As noted above, efficient uptake and oxidation of fatty acids are essential in maintaining the bulk of myocardial ATP production; yet, perturbations in fatty acid metabolism to create a discrepancy between fatty acid uptake and oxidation, as often observed in obese and diabetic individuals or animal models, can have additional consequences. For example, accumulation of lipotoxic lipid products can mediate many detrimental effects on the heart, including apoptosis, impairing contractile function, inducing or exacerbating arrhythmias and changes in cell signaling and membrane function (Schaffer 2003). Our current studies demonstrate that the ability of cardiomyocytes to uptake palmitate is enhanced by a normal adipokine mixture, which also elicits a small but significant increase in oxidation. Palmitate uptake and, in particular, oxidation are compromised by adipokines derived from diabetic rat adipocytes. Thus, although wild-type adipokine mixtures promote a beneficial increase in glucose uptake and oxidation, the increased fatty acid oxidation which we observe here may be detrimental to the heart. While our study model allows analysis of the direct influence of adipokine mixtures to be determined without potentially confounding effects of other circulating hormones or metabolites, as well as centrally mediated neuronal inputs, it is clearly important not to extrapolate our findings too far in terms of physiological significance, since the latter clearly have a significant physiological role.

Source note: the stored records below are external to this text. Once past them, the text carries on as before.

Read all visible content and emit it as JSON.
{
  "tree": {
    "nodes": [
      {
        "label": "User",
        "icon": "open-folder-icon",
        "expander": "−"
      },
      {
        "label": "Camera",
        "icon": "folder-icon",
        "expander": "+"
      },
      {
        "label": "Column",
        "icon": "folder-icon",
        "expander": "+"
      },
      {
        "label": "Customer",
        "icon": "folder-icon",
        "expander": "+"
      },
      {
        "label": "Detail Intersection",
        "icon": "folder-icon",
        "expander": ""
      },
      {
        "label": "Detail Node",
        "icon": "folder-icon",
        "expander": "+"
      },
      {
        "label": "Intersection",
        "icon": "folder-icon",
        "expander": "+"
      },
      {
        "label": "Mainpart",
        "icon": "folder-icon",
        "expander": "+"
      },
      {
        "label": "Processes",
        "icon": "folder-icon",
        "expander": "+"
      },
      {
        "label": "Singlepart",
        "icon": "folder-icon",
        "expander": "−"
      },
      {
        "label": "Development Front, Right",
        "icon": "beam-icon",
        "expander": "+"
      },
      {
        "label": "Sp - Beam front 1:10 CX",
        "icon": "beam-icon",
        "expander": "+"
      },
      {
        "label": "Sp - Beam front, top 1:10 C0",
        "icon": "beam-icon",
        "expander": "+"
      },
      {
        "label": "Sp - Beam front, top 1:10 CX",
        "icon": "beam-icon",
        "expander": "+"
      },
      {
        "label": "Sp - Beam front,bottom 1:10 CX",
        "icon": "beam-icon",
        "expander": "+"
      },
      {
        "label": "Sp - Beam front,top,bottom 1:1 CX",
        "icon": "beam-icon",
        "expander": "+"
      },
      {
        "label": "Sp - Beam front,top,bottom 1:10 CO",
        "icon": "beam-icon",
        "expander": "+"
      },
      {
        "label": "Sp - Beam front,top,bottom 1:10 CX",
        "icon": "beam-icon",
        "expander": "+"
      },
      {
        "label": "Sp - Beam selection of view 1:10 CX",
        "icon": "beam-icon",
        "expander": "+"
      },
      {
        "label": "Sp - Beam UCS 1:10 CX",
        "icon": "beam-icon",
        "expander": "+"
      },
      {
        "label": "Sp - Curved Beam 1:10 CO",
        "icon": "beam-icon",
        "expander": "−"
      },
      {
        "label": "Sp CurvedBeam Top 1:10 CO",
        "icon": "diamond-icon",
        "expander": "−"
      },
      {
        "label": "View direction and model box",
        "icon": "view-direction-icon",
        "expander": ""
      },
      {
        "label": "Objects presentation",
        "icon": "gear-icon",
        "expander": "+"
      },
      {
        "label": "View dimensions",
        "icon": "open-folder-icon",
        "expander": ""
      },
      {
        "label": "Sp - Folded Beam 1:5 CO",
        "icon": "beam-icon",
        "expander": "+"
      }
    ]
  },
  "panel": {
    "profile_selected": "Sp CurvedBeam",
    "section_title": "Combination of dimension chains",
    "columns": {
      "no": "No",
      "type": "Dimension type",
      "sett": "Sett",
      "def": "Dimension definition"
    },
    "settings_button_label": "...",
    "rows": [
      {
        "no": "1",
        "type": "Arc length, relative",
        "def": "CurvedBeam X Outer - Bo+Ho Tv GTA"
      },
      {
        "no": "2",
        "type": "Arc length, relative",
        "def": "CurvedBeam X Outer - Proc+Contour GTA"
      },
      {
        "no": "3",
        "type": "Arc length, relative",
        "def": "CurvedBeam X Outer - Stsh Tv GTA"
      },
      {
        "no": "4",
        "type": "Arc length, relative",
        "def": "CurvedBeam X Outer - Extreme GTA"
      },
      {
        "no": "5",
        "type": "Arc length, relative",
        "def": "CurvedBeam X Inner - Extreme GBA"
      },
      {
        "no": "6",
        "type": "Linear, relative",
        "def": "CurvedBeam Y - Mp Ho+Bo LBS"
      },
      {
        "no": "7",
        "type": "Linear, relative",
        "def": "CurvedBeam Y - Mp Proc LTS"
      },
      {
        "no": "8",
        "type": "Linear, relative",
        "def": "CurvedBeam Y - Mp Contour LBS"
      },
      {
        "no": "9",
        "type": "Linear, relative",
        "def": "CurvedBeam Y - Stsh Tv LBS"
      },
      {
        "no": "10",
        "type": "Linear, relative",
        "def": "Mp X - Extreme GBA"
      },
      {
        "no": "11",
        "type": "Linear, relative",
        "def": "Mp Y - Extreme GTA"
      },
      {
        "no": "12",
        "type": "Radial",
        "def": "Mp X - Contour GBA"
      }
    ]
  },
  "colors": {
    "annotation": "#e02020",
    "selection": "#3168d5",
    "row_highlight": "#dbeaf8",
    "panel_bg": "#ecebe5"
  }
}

In summary, these results characterize the direct effects of physiologically relevant adipokine mixtures on cardiomyocyte metabolism and highlight the differential effects of adipokine profiles derived from wild-type and STZ-induced diabetic rat adipocytes. They suggest that having an adequate amount of adipose-derived adipokines is beneficial, yet too much as is the case in obesity, too little as observed in lipoatrophy or a disturbed profile of secreted adipokines, may be detrimental to myocardial metabolism and ultimately cardiac function.
Declaration of interest
The authors declare that there is no conflict of interest that could be perceived as prejudicing the impartiality of the research reported.
Funding
Funding for this work was provided by Heart and Stroke Foundation of Canada. R P and X F also acknowledge Postdoctoral Fellowship and Graduate Studentship support, respectively, from Heart and Stroke Foundation of Canada, and G S acknowledges support from The Canadian Institutes of Health Research (CIHR) via a New Investigator award. V V is supported by a Graduate Studentship from the Canadian Diabetes Association.